Quelles sont les dernières avancées du projet de loi obtenu en commission des Affaires économiques ?

Je tiens tout d’abord à rappeler que nous n’avions pas la volonté, à l’origine, au travers de ce projet de loi Consommation, de rouvrir le dossier de la loi bancaire grâce à laquelle de nombreuses avancées historiques ont été obtenues en matière de lutte contre le surendettement. Lors des débats en commission, des avancées nouvelles ont été enregistrées sur trois points. D’abord sur celui de l’assurance emprunteur : un rapport a été demandé au gouvernement guidé par la volonté d’avancer sur ce sujet de manière forte. Nous avons ensuite traité la problématique de la mobilité bancaire. Sans aller jusqu’à la portabilité du numéro de compte bancaire, l’amendement déposé doit permettre de faciliter cette mobilité. Nous prévoyons enfin d’intervenir en matière de plan conventionnel de redressement (de la commission de surendettement, NDLR), en réduisant leur durée de 8 à 5 ans.

Avec la résiliation infra-annuelle des contrats d’assurance, ne craignez-vous pas de déstabiliser le modèle économique des assureurs ?

Dans de nombreux pays, cette résiliation infra-annuelle existe et nous n’avons jamais constaté d’effondrement du marché de l’assurance. Par ailleurs, certains acteurs proposent déjà cette résiliation pour certains produits bien spécifiques. De plus, cette résiliation ne sera possible qu’après la première année, ce qui consolide le socle de l’assurance et encadre la volatilité. Finalement, ce qui constitue la prime d’assurance, c’est l’évolution de la sinistralité et c’est principalement en raison de cette sinistralité que nous constatons des hausses de tarifs plusieurs fois supérieures à l’inflation. In fine, cette mesure introduira davantage de concurrence et réduira la captivité des consommateurs : nous assisterons à une montée en gamme tant en termes de qualité qu’en termes de service des assurances.

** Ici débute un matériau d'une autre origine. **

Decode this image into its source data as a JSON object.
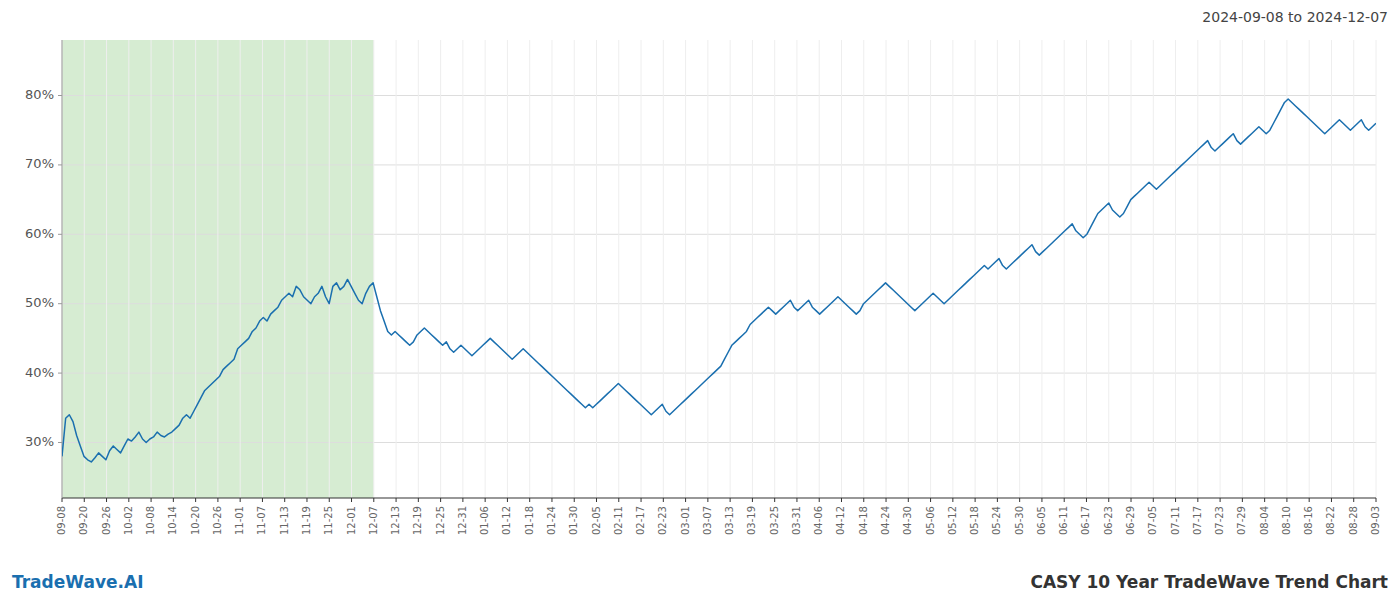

En encadrant le crédit renouvelable, ne risque-t-on pas d’accélérer la baisse de la production de crédit à la consommation ?

Actuellement, la baisse de la production de crédit à la consommation est davantage liée à la situation économique qu’à une quelconque législation. Quand on entend dire que la loi Lagarde de juillet 2010 a eu des effets, il faut rappeler que peu de crédits sont concernés et impactés par cette réforme. Par ailleurs, le coût du surendettement s’élève à 180 millions d’euros, avec un coût de 900 euros par dossier traité. Si on considère que 14 % à 18 % des dossiers de surendettement sont provoqués exclusivement par le crédit, dont le crédit renouvelable constitue une grande partie, s’attaquer à ce problème réduira déjà la facture du surendettement de l’ordre de 25 à 30 millions d’euros.